= Oak Ridge Symphony Orchestra =

The Oak Ridge Symphony Orchestra is a professional community-based symphony orchestra in Oak Ridge, Tennessee. Celebrating 80 Years Nov 3rd.

The founder and first conductor was Waldo Cohn, a Manhattan Project biochemist and an accomplished cellist who started hosting chamber music sessions in his home upon arriving in Oak Ridge in 1943. As the group grew, they began rehearsing in the high school and gave their first concert in June 1944 under the name Oak Ridge Symphonette. Brass and woodwinds were added to the group later that year, and the first full symphonic orchestra concert was in November 1944. In his later years, Cohn recalled that some of the amateur musicians in the orchestra had difficulty attending rehearsals because of World War II fuel rationing, the difficulty of travel on streets that were not paved, and round-the-clock operating schedules at Oak Ridge's Manhattan Project production facilities that required them to work at night. Oak Ridge residents have boasted that the new city had a symphony orchestra before it had sidewalks.

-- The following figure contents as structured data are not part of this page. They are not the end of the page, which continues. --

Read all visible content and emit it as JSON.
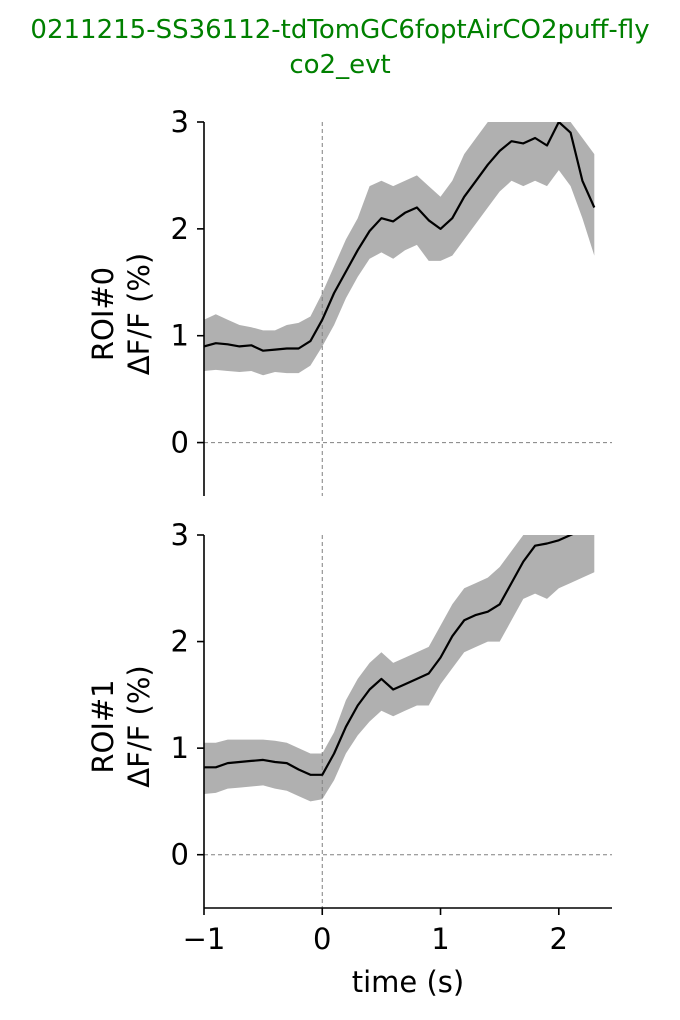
{
  "figure": {
    "title_line1": "0211215-SS36112-tdTomGC6foptAirCO2puff-fly",
    "title_line2": "co2_evt",
    "title_color": "#008000"
  },
  "chart_data": [
    {
      "type": "line",
      "ylabel_line1": "ROI#0",
      "ylabel_line2": "ΔF/F (%)",
      "xlabel": "",
      "xlim": [
        -1,
        2.45
      ],
      "ylim": [
        -0.5,
        3
      ],
      "yticks": [
        0,
        1,
        2,
        3
      ],
      "xticks": [],
      "reference_lines": {
        "x": 0,
        "y": 0
      },
      "line_color": "#000000",
      "band_color": "#b0b0b0",
      "x": [
        -1.0,
        -0.9,
        -0.8,
        -0.7,
        -0.6,
        -0.5,
        -0.4,
        -0.3,
        -0.2,
        -0.1,
        0.0,
        0.1,
        0.2,
        0.3,
        0.4,
        0.5,
        0.6,
        0.7,
        0.8,
        0.9,
        1.0,
        1.1,
        1.2,
        1.3,
        1.4,
        1.5,
        1.6,
        1.7,
        1.8,
        1.9,
        2.0,
        2.1,
        2.2,
        2.3
      ],
      "mean": [
        0.9,
        0.93,
        0.92,
        0.9,
        0.91,
        0.86,
        0.87,
        0.88,
        0.88,
        0.95,
        1.15,
        1.4,
        1.6,
        1.8,
        1.98,
        2.1,
        2.07,
        2.15,
        2.2,
        2.08,
        2.0,
        2.1,
        2.3,
        2.45,
        2.6,
        2.73,
        2.82,
        2.8,
        2.85,
        2.78,
        3.0,
        2.9,
        2.45,
        2.2
      ],
      "upper": [
        1.15,
        1.2,
        1.15,
        1.1,
        1.08,
        1.05,
        1.05,
        1.1,
        1.12,
        1.18,
        1.4,
        1.65,
        1.9,
        2.1,
        2.4,
        2.45,
        2.4,
        2.45,
        2.5,
        2.4,
        2.3,
        2.45,
        2.7,
        2.85,
        3.0,
        3.05,
        3.05,
        3.0,
        3.05,
        3.05,
        3.05,
        3.1,
        2.85,
        2.7
      ],
      "lower": [
        0.67,
        0.68,
        0.67,
        0.66,
        0.67,
        0.63,
        0.66,
        0.65,
        0.65,
        0.72,
        0.9,
        1.1,
        1.35,
        1.55,
        1.72,
        1.78,
        1.72,
        1.8,
        1.85,
        1.7,
        1.7,
        1.75,
        1.9,
        2.05,
        2.2,
        2.35,
        2.45,
        2.4,
        2.45,
        2.4,
        2.55,
        2.4,
        2.1,
        1.75
      ]
    },
    {
      "type": "line",
      "ylabel_line1": "ROI#1",
      "ylabel_line2": "ΔF/F (%)",
      "xlabel": "time (s)",
      "xlim": [
        -1,
        2.45
      ],
      "ylim": [
        -0.5,
        3
      ],
      "yticks": [
        0,
        1,
        2,
        3
      ],
      "xticks": [
        {
          "value": -1,
          "label": "−1"
        },
        {
          "value": 0,
          "label": "0"
        },
        {
          "value": 1,
          "label": "1"
        },
        {
          "value": 2,
          "label": "2"
        }
      ],
      "reference_lines": {
        "x": 0,
        "y": 0
      },
      "line_color": "#000000",
      "band_color": "#b0b0b0",
      "x": [
        -1.0,
        -0.9,
        -0.8,
        -0.7,
        -0.6,
        -0.5,
        -0.4,
        -0.3,
        -0.2,
        -0.1,
        0.0,
        0.1,
        0.2,
        0.3,
        0.4,
        0.5,
        0.6,
        0.7,
        0.8,
        0.9,
        1.0,
        1.1,
        1.2,
        1.3,
        1.4,
        1.5,
        1.6,
        1.7,
        1.8,
        1.9,
        2.0,
        2.1,
        2.2,
        2.3
      ],
      "mean": [
        0.82,
        0.82,
        0.86,
        0.87,
        0.88,
        0.89,
        0.87,
        0.86,
        0.8,
        0.75,
        0.75,
        0.95,
        1.2,
        1.4,
        1.55,
        1.65,
        1.55,
        1.6,
        1.65,
        1.7,
        1.85,
        2.05,
        2.2,
        2.25,
        2.28,
        2.35,
        2.55,
        2.75,
        2.9,
        2.92,
        2.95,
        3.0,
        3.05,
        3.05
      ],
      "upper": [
        1.05,
        1.05,
        1.08,
        1.08,
        1.08,
        1.08,
        1.07,
        1.05,
        1.0,
        0.95,
        0.95,
        1.15,
        1.45,
        1.65,
        1.8,
        1.9,
        1.8,
        1.85,
        1.9,
        1.95,
        2.15,
        2.35,
        2.5,
        2.55,
        2.6,
        2.7,
        2.85,
        3.05,
        3.05,
        3.05,
        3.05,
        3.05,
        3.05,
        3.05
      ],
      "lower": [
        0.57,
        0.58,
        0.62,
        0.63,
        0.64,
        0.65,
        0.62,
        0.6,
        0.55,
        0.5,
        0.52,
        0.7,
        0.95,
        1.12,
        1.25,
        1.35,
        1.3,
        1.35,
        1.4,
        1.4,
        1.6,
        1.75,
        1.9,
        1.95,
        2.0,
        2.0,
        2.2,
        2.4,
        2.45,
        2.4,
        2.5,
        2.55,
        2.6,
        2.65
      ]
    }
  ]
}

The orchestra has been in continuous existence since its formation in 1944. Many of the early members of the orchestra left Oak Ridge at the end of World War II, so professional musicians began to be hired to augment the amateur volunteers. Virtuoso violinist Isaac Stern appeared with the orchestra as a soloist in 1948 as a favor to Cohn. Other early soloists included Percy Grainger, Yaltah Menuhin, Nadia Reisenberg, Samuel Sanders, and Albert Spalding. In more recent years, soloists have included U.S. Senator Lamar Alexander, water percussionist David Cossin, and virtuoso bassist Edgar Meyer, a graduate of Oak Ridge High School.

Cohn continued to serve as conductor until 1955. Under his leadership, the orchestra concentrated on a traditional classical repertoire but also introduced works by American composers such as Edward McDowell and Henry Cowell. In 1952 the symphony presented the premiere performance of Overture to a Dedication of a Nuclear Reactor, composed by Arthur Roberts and considered to be "the first serious musical composition inspired by the atomic age." The Overture was dedicated to Cohn, who was conductor for the premiere.

In 2008, the orchestra launched a series of concerts called "Isotone," designed to connect music with science. The Isotone concerts feature original compositions written as tributes to famous physicists and include scientific equipment from the collection of the American Museum of Science and Energy. The February 2010 Isotone Concert presented the premiere performance of a 12-minute composition by Larry Spivak entitled Space; a van de Graaff generator was used in the performance to create effects of lightning. Items such as Geiger counters have been used in other concerts. The first two seasons' compositions honored Marie Curie, Richard Feynman, and Stephen Hawking. The compositions for the 2010-2011 season honored Glenn Seaborg and Lise Meitner.

Dan Allcott became the Oak Ridge Symphony conductor beginning with the 2010-2011 season. He succeeded Cornelia Kodkani-Laemmli, who had led the orchestra for several years.